The unconventional move, called “sneaky” by Rep. Thomas Massie, R-Ky., who voted against the resolution, allows Republicans to stick to their budget reconciliation timeline and keep the bill in compliance with Senate rules.

As The Center Square previously reported, Johnson’s changes to the One Big Beautiful Bill Act include nixing $2.5 billion for niche Pentagon programs and removing reforms to the problematic pandemic-era employee retention tax credit.

If these and 18 other obscure measures were not axed, the budget reconciliation bill would have violated the Senate’s Byrd Rule, which limits a budget reconciliation bill to spending, revenue and debt limit changes. If a budget reconciliation bill includes items deemed “extraneous” by the Senate’s parliamentarian, it no longer qualifies for reconciliation process privileges; namely, the overriding of the Senate filibuster. 

Johnson and Majority Leader Sen. John Thune, R-S.D., will already have a hard enough time convincing the Republican majorities in both chambers to vote for the multitrillion-dollar bill. 

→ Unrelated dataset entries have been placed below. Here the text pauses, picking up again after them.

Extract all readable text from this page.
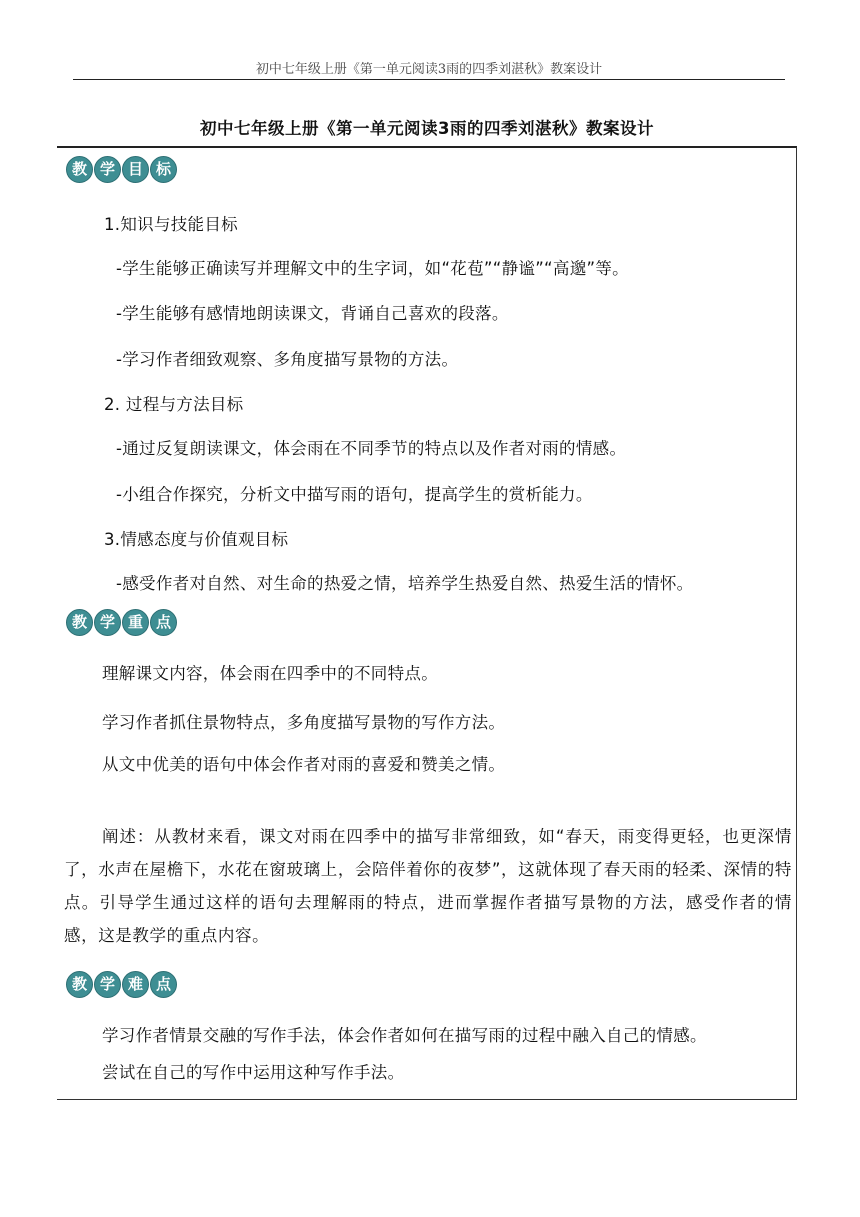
初中七年级上册《第一单元阅读3雨的四季刘湛秋》教案设计
初中七年级上册《第一单元阅读3雨的四季刘湛秋》教案设计
教 学 目 标
1.知识与技能目标
-学生能够正确读写并理解文中的生字词，如“花苞”“静谧”“高邈”等。
-学生能够有感情地朗读课文，背诵自己喜欢的段落。
-学习作者细致观察、多角度描写景物的方法。
2. 过程与方法目标
-通过反复朗读课文，体会雨在不同季节的特点以及作者对雨的情感。
-小组合作探究，分析文中描写雨的语句，提高学生的赏析能力。
3.情感态度与价值观目标
-感受作者对自然、对生命的热爱之情，培养学生热爱自然、热爱生活的情怀。
教 学 重 点
理解课文内容，体会雨在四季中的不同特点。
学习作者抓住景物特点，多角度描写景物的写作方法。
从文中优美的语句中体会作者对雨的喜爱和赞美之情。
阐述：从教材来看，课文对雨在四季中的描写非常细致，如“春天，雨变得更轻，也更深情了，水声在屋檐下，水花在窗玻璃上，会陪伴着你的夜梦”，这就体现了春天雨的轻柔、深情的特点。引导学生通过这样的语句去理解雨的特点，进而掌握作者描写景物的方法，感受作者的情感，这是教学的重点内容。
教 学 难 点
学习作者情景交融的写作手法，体会作者如何在描写雨的过程中融入自己的情感。
尝试在自己的写作中运用这种写作手法。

Multiple GOP factions take issue with the contents of the One Big Beautiful Bill Act, with fiscal hawks objecting to the cost of extending the expiring 2017 tax cuts and Republicans in vulnerable seats wary of spending reductions on Medicaid or phaseouts of the Inflation Reduction Act.

The rescissions package, which the House will vote on this Thursday, has received much stronger Republican backing.

Compiled by the Office of Management and Budget, the bill requests the cancellation of $9.4 billion in already appropriated spending. This includes $8.3 billion for non-life saving foreign assistance and $1.1 billion for public broadcasting systems. 

As with the budget reconciliation bill, the rescissions package needs only a majority vote in both chambers in order to pass.